MANILA, Philippines – A senior member of the Cabinet revealed the first-ever discovery of a scam allegedly involving government officials assigned to implement the Arroyo administration’s emergency employment program for unemployed Filipinos and workers retrenched from their jobs due to the global economic and financial turmoil.
With the discovery, Secretary Lito Atienza of the Department of Environment and Natural Resources (DENR) announced he ordered the suspension for 90 days of four officials at the DENR office in Cagayan province, Cagayan Valley in the Northern Luzon highlands.
At the top of the list of the suspension order, Atienza said, was Armando Bucad, the provincial environment and natural resources officer of Cagayan.
He said Bucad and the three other officials were suspended following the discovery of an apparent scheme to shortchange the beneficiaries of an emergency employment project on reforestation for upland communities in Cagayan.
Based on initial findings, Atienza disclosed the four officials were allegedly involved in the juggling of funds to undercut the payment to farmer beneficiaries and defray the questionable purchase of seedlings amounting to millions of pesos, which he did not specify.
For this reason, the DENR secretary said that six other DENR personnel assigned to the accounting units of the department’s provincial offices are also being investigated for their possible involvement in a similar scandal.
This includes the personnel working at the DENR offices in the Cordillera Administrative Region also in the Northern Luzon highlands, Atienza said.

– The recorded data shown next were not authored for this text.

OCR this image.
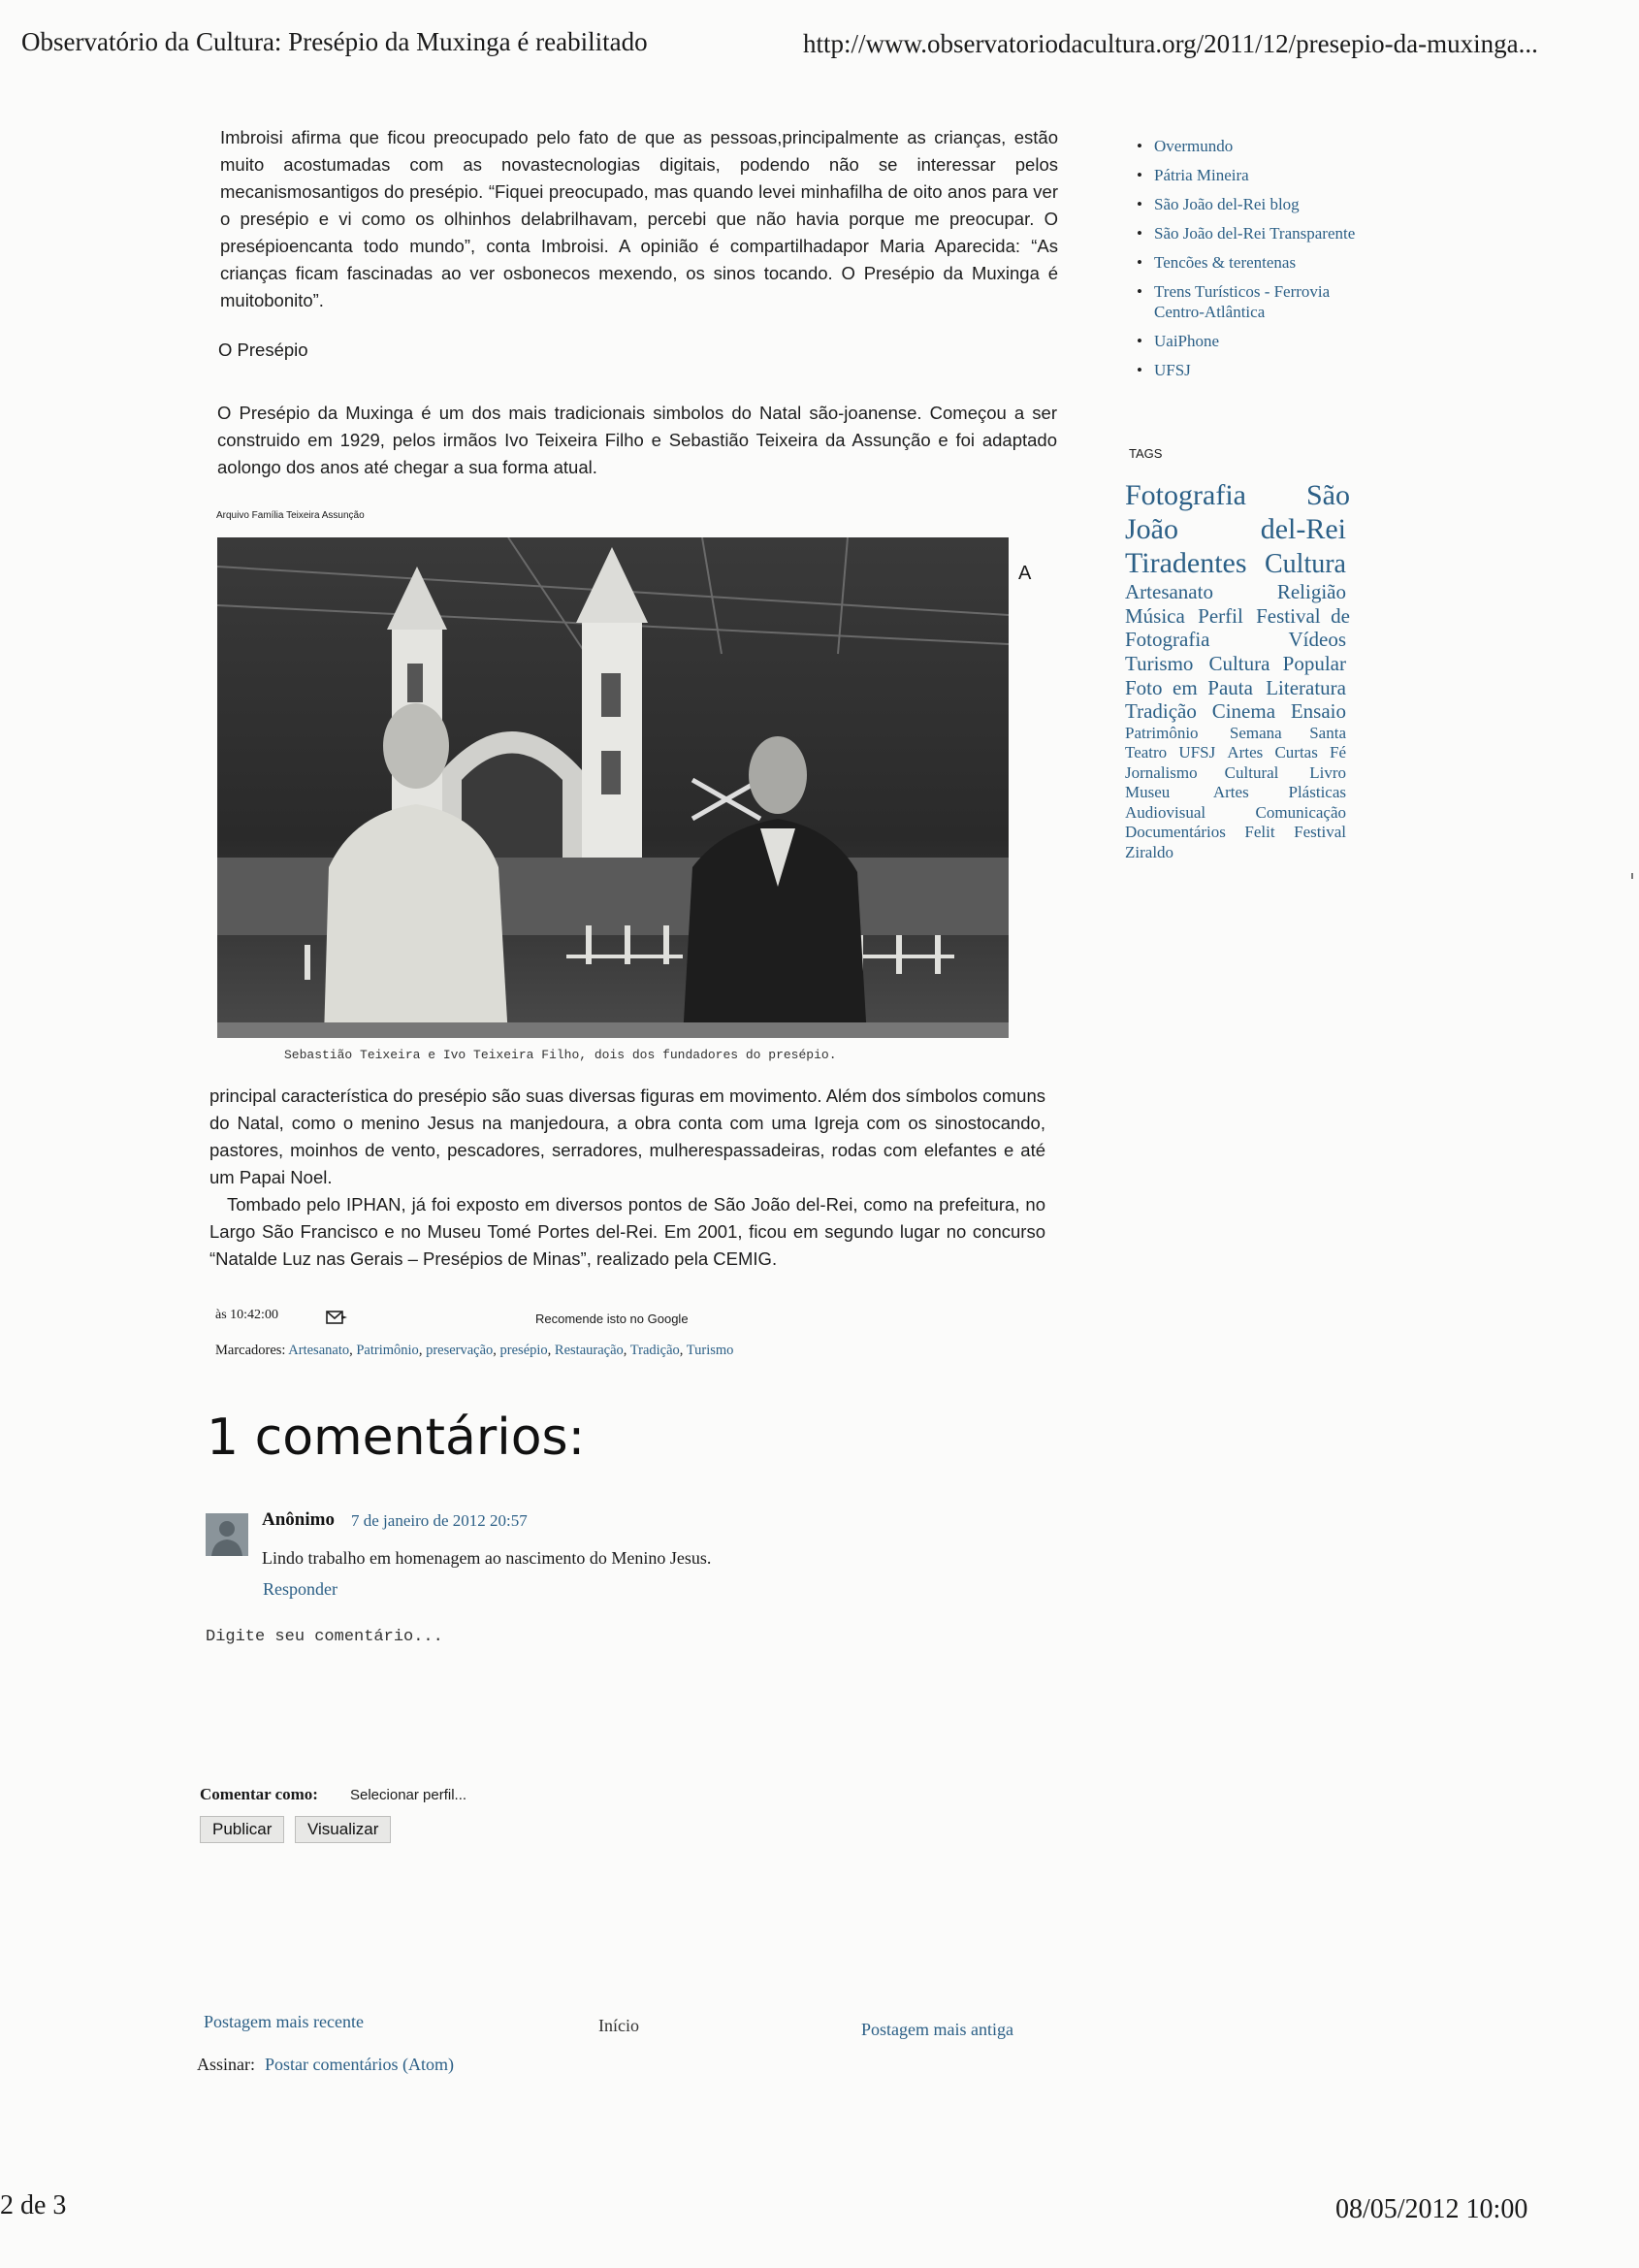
Observatório da Cultura: Presépio da Muxinga é reabilitado	http://www.observatoriodacultura.org/2011/12/presepio-da-muxinga...
Imbroisi afirma que ficou preocupado pelo fato de que as pessoas,principalmente as crianças, estão muito acostumadas com as novastecnologias digitais, podendo não se interessar pelos mecanismosantigos do presépio. “Fiquei preocupado, mas quando levei minhafilha de oito anos para ver o presépio e vi como os olhinhos delabrilhavam, percebi que não havia porque me preocupar. O presépioencanta todo mundo”, conta Imbroisi. A opinião é compartilhadapor Maria Aparecida: “As crianças ficam fascinadas ao ver osbonecos mexendo, os sinos tocando. O Presépio da Muxinga é muitobonito”.
O Presépio
O Presépio da Muxinga é um dos mais tradicionais simbolos do Natal são-joanense. Começou a ser construido em 1929, pelos irmãos Ivo Teixeira Filho e Sebastião Teixeira da Assunção e foi adaptado aolongo dos anos até chegar a sua forma atual.
Arquivo Família Teixeira Assunção
A
Sebastião Teixeira e Ivo Teixeira Filho, dois dos fundadores do presépio.
principal característica do presépio são suas diversas figuras em movimento. Além dos símbolos comuns do Natal, como o menino Jesus na manjedoura, a obra conta com uma Igreja com os sinostocando, pastores, moinhos de vento, pescadores, serradores, mulherespassadeiras, rodas com elefantes e até um Papai Noel.
Tombado pelo IPHAN, já foi exposto em diversos pontos de São João del-Rei, como na prefeitura, no Largo São Francisco e no Museu Tomé Portes del-Rei. Em 2001, ficou em segundo lugar no concurso “Natalde Luz nas Gerais – Presépios de Minas”, realizado pela CEMIG.
às 10:42:00	Recomende isto no Google
Marcadores: Artesanato, Patrimônio, preservação, presépio, Restauração, Tradição, Turismo
1 comentários:
Anônimo 7 de janeiro de 2012 20:57
Lindo trabalho em homenagem ao nascimento do Menino Jesus.
Responder
Digite seu comentário...
Comentar como: Selecionar perfil...
Publicar	Visualizar
Postagem mais recente	Início	Postagem mais antiga
Assinar: Postar comentários (Atom)
• Overmundo
• Pátria Mineira
• São João del-Rei blog
• São João del-Rei Transparente
• Tencões & terentenas
• Trens Turísticos - Ferrovia Centro-Atlântica
• UaiPhone
• UFSJ
TAGS
Fotografia São João del-Rei Tiradentes Cultura Artesanato	Religião Música Perfil Festival de Fotografia	Vídeos Turismo Cultura Popular Foto em Pauta Literatura Tradição Cinema Ensaio Patrimônio Semana Santa Teatro UFSJ Artes Curtas Fé Jornalismo Cultural Livro Museu	Artes Plásticas Audiovisual	Comunicação Documentários Felit Festival Ziraldo
2 de 3	08/05/2012 10:00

“This is very disturbing,” Atienza pointed out. “This is graft at its rawest form where upland farmers, whom we consider the country’s poorest of the poor, are being milked by the very people whose sworn duty is to help them.”
He revealed DENR investigators discovered the alleged anomaly after two upland farmers in Cagayan complained that the seedlings they bought for their reforestation activities were overpriced.

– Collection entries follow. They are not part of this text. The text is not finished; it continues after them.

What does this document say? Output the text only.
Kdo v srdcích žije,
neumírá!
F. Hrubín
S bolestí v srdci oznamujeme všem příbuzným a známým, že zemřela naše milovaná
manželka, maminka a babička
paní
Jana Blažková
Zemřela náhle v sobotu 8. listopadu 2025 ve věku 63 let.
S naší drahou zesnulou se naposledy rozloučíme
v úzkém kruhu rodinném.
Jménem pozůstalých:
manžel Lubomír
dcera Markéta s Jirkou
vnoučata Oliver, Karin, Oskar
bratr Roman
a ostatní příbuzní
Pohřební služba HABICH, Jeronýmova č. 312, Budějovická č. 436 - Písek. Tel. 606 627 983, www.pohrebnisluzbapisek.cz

Moreover, the farmers complained they were not paid the amount as stipulated in their contracts for their reforestation projects, which were equivalent to $400 each.
Citing one of the highlights of the investigation report, Atienza said the four officials, among others, directly contracted the seedling supplier who is based hundreds of kilometers away in Batangas province in Southern Luzon.

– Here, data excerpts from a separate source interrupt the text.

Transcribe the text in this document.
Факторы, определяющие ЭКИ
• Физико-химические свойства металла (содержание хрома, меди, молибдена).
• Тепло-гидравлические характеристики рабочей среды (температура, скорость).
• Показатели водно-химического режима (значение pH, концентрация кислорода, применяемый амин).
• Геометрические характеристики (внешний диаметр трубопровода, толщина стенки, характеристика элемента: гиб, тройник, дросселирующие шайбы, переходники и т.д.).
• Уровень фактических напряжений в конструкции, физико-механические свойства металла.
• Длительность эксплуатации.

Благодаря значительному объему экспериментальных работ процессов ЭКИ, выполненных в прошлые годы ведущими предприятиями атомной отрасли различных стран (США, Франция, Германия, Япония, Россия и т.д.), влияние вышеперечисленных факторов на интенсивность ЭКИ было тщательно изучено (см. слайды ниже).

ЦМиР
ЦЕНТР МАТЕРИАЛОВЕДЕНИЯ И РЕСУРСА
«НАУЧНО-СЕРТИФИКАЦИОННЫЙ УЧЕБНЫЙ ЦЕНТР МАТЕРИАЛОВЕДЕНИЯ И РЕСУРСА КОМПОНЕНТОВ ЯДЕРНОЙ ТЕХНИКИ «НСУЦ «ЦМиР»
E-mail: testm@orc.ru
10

Worse still, Atienza said the officials acted as the collection agents of the supplier by ordering the automatic deduction for the payment of the seedlings, which were found to be overpriced, from the amount that was to be paid to the farmer beneficiaries.
Highly-reliable DENR sources, who requested anonymity because they are not allowed to speak to media, disclosed this was the first time that a scandal was unearthed following the recent launching of the emergency employment program to help unemployed Filipinos and workers laid off from their jobs due to the deepening global crisis.
The DENR, the sources said, was entrusted with the task of implementing “green projects,” like reforestation, to be funded by the Arroyo administration’s economic stimulus program.worth about $6 billion.
Because of the huge amount allocated, lawmakers and concerned sectors urged the government to take special care to protect the funds from falling into the hands of corrupt officials and influential individuals.
The program is being spearheaded by the Department of Public Works and Highways and the Department of Agriculture, considered as two of the biggest government agencies, which have launched job fairs, especially for the retrenched workers, to help them cushion the adverse impact of the crisis.